The Importance of Connection

Human beings are inherently social creatures. Our connections with others play a crucial role in our mental and emotional health. These connections help us feel valued, understood, and supported. They provide a buffer against stress and are associated with better health outcomes. Moreover, strong social ties can enhance our resilience, enabling us to navigate life's challenges more effectively.

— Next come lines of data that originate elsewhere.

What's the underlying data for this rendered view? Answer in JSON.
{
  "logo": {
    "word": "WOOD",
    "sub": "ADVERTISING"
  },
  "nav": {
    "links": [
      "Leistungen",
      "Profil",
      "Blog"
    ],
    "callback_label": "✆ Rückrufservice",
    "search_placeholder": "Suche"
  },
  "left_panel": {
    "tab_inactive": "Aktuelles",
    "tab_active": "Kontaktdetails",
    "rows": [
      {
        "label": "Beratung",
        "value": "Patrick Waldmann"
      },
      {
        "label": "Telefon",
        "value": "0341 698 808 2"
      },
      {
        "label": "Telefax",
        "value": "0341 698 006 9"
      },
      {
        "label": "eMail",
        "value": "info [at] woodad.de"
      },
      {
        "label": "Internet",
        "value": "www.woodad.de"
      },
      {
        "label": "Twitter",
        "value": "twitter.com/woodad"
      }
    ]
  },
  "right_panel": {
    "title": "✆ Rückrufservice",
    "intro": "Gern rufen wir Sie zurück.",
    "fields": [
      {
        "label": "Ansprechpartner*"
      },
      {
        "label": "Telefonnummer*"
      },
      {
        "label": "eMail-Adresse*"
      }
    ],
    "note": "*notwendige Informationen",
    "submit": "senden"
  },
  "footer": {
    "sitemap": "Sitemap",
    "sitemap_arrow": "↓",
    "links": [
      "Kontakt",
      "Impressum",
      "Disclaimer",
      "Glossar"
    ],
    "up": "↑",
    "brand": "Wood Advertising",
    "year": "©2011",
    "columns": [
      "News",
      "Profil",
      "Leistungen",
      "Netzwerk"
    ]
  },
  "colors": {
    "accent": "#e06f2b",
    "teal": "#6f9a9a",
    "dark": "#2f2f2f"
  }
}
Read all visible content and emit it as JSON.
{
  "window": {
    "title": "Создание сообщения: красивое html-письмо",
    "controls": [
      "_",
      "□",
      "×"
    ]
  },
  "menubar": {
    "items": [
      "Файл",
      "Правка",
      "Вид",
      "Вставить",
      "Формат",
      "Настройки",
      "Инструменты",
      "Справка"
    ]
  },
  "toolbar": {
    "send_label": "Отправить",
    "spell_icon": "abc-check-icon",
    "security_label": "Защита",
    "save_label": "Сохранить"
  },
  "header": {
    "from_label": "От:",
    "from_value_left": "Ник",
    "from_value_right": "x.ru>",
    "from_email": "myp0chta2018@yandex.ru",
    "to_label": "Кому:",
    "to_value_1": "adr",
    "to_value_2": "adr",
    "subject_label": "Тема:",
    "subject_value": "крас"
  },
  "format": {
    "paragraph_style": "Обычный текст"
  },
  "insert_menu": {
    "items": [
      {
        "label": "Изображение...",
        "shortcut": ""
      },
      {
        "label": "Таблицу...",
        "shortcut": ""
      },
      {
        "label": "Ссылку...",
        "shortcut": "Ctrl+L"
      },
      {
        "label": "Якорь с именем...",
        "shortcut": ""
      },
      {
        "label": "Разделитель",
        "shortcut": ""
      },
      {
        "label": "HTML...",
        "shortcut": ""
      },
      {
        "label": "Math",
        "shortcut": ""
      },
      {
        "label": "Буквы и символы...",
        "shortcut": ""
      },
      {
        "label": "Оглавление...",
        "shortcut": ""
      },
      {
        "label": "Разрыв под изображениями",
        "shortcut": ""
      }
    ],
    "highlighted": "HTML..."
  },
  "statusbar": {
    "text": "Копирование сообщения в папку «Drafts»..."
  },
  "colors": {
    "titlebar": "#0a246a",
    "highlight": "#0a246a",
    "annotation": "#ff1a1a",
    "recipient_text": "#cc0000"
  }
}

This week I'm heading to a social event for business owners because when I am at home I work from my office and that gets lonely.

Bridging the Gap

Acknowledging the importance of connection is the first step towards addressing the isolation epidemic. Here are a few strategies for individuals and communities to foster meaningful connections:

Prioritize Face-to-Face Interactions: While digital communication is convenient, it cannot fully replace the value of in-person interactions. Make an effort to spend quality time with family, friends, and colleagues. Stop saying you don't have time, it is a lie you are telling yourself.

Engage in Community Activities: Participating in group activities or volunteering for causes you care about can provide a sense of purpose and belonging. Join your local surfclub, find mates to go golfing with, go for a ride, head to a park run, what do you love doing, go and do that.

Promote Inclusive Work Environments: Employers can play a significant role by creating work cultures that encourage collaboration, team-building, and social interaction among employees. In an environment where economic play a priority, this is the first thing that stops.

Seek Professional Help When Needed: If feelings of isolation are overwhelming, it's crucial to seek support from mental health professionals.


Let's not underestimate the importance of reaching out, making meaningful connections, and supporting each other. The battle against the isolation epidemic starts with understanding its impact and taking action to ensure that no one has to face it alone.

Ultimately the only person who can do this for you is you!!